The original affiliation agreement, which was in itself a ground-breaking document at its execution in March of 2010, has evolved over time to include not only the main hospital’s construction and equipage, but also the inclusion of Pawnee Valley Medical Association clinic, which existed on the grounds at 903 Carroll St. in Larned prior to the demolition of St. Joseph and the PVCH construction. The document that sets forth the parameters of the relationship between PVCH and HaysMed has also served as a model for other such agreements in the state, such as the relationship Salina Regional Health Center has had with Lindsborg since 2012, and its most recent agreement that went into effect on Jan. 1 with Memorial Health Center in Abilene.

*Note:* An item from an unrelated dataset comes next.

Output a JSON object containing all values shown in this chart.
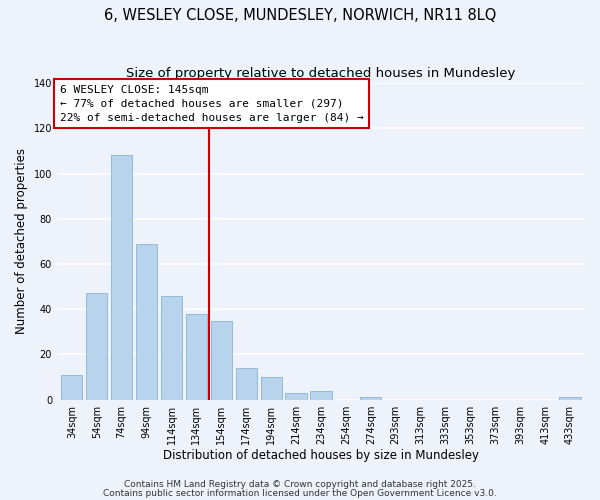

It was decided that the new agreement would consist of the original document with an amendment generated prior to the intended closure date of Feb. 15. Brooke Bennett Aziere, of Foulston Siefkin LLP in Wichita that was involved in the original document’s creation, would generate the agreement amendment that would satisfy all parties involved. The PBC would then sign documents transferring the deed to the county on Feb. 14, the day prior to the intended closure date.
Signing off
The meeting concluded with the motions authorizing payment to be wired transferred to BOK Financial at the end of the day.
Commissoner Bob Rein moved, and Commissioner Philip Hammeke seconded, to approve the following expenditures for the BOK Financial invoice in reference to the Pawnee County Public Building Commission hospital revenue bonds series 2011 payment due of $6,579,935.83. The funds would be taken as $3 million from the county’s 6-mill health account, with the balance of $3,579,935.83 out of the 1% health sales tax account. Remaining balances would be $1,374,323.95 in the 6-mill account, with $2,616,578.24 in the health 1% account.
The motion passed unanimously.
“As I say yes, I say it with great happiness that we’re able to do this,” Commissioner Lewis noted.
Rein also moved, and Hammeke seconded, to approve a request from Pawnee Valley Community Hospital to pay off their amount of $6,690,000 from their funds against the BOK Financial invoice for Pawnee County Public Building Commission hospital revenue bonds series 2012.
The motion also passed unanimously.
“Motion carried,” Lewis noted. “The rest is left up to the attorneys.”